From Table 4, we can see that the prediction efficiency of SVM varies when different input data standardization techniques are applied. We can also see that the prediction accuracy of SVM based on Manhattan data standardization is better as compared to Euclidean + SVM, Linear + SVM, and Weitendorf’s linear + SVM. Thus, we can say that the prediction accuracy is dependent on the normalization technique implemented for the input data along with other parameters like parameter tuning in the machine learning technique used, etc. As we know, normalization is a scaling procedure to scale input information to fall inside a little indicated range. Thus, when variables with disparate ranges or varying precision acquire different driving values, they may influence the final outcome. Thus, applying same normalization technique on different types of datasets along with the same data mining technique may have different outputs.
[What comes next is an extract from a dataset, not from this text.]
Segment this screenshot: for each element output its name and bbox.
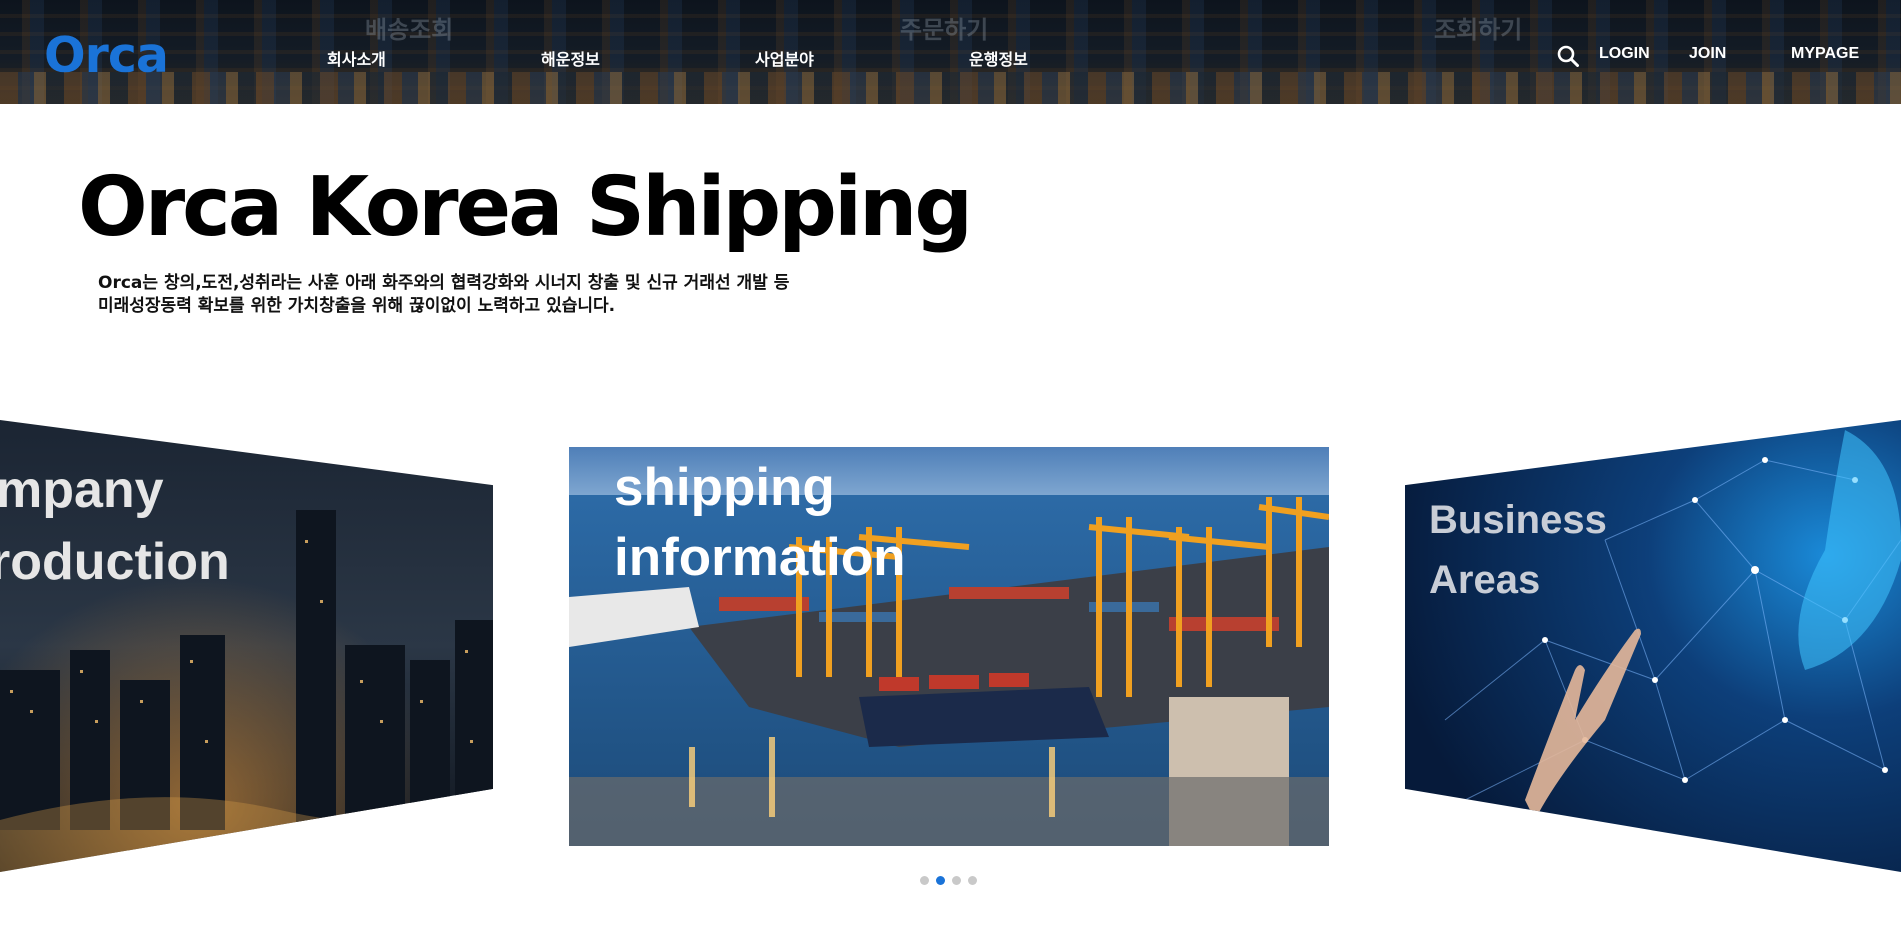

Similarly, application of different types of normalization techniques on a single dataset may also have different outcomes due to the characteristics of the underlying dataset.

Figure 1 shows and compares the results obtained for different techniques in Table 4.

Fig. 1
figure 1

Comparison results for NASDAQ between Euclidean + SVM, Manhattan + SVM, Linear + SVM, and Weitendorf’s linear + SVM

Table 5 lists the accuracy results for S & P 500 between Euclidean + SVM, Manhattan + SVM, Linear + SVM, and Weitendorf’s linear + SVM for predicting two class labels, namely, up or down for the test dataset.

Table 5 Accuracy results for S & P 500 between Euclidean + SVM, Manhattan + SVM, Linear + SVM, and Weitendorf’s linear + SVM

From Table 5, we can see that the prediction efficiency of SVM varies when different input data standardization techniques are applied. We can also see that the prediction accuracy of SVM based on linear data standardization is better compared to Euclidean + SVM, Manhattan + SVM, and Weitendorf’s linear + SVM. Thus, as seen from Tables 4 and 5, we can say that application of different types of normalization techniques on a single dataset may have different outcomes due to the characteristics of the underlying dataset. Accordingly, we can say that the prediction accuracy is dependent on the normalization technique implemented for the input data along with other parameters. Figure 2 shows and compares the results obtained for different techniques in Table 5.

Fig. 2
figure 2

Comparison results for S & P 500 between Euclidean + SVM, Manhattan + SVM, Linear + SVM, and Weitendorf’s linear + SVM

From our analysis, we find that application of same normalization technique to different datasets may give different levels of results. Thus, the prediction error evaluation results vary from one dataset to another.

Normalization is used to scale input information to fall inside a little indicated range. There may be an influence on the final output when variables with disparate ranges or varying precision acquire different driving values. Thus, application of same normalization technique on different types of datasets using the same data mining technique may have different outputs. Similarly, application of different types of normalization techniques on a single dataset may also have different outcomes due to the characteristics of the underlying dataset.

Thus, the prediction accuracy results vary from one normalization technique to another. Different normalization techniques may give different prediction accuracy results for the same machine learning algorithm and dataset. Thus, the error accuracy results may also differ for different datasets.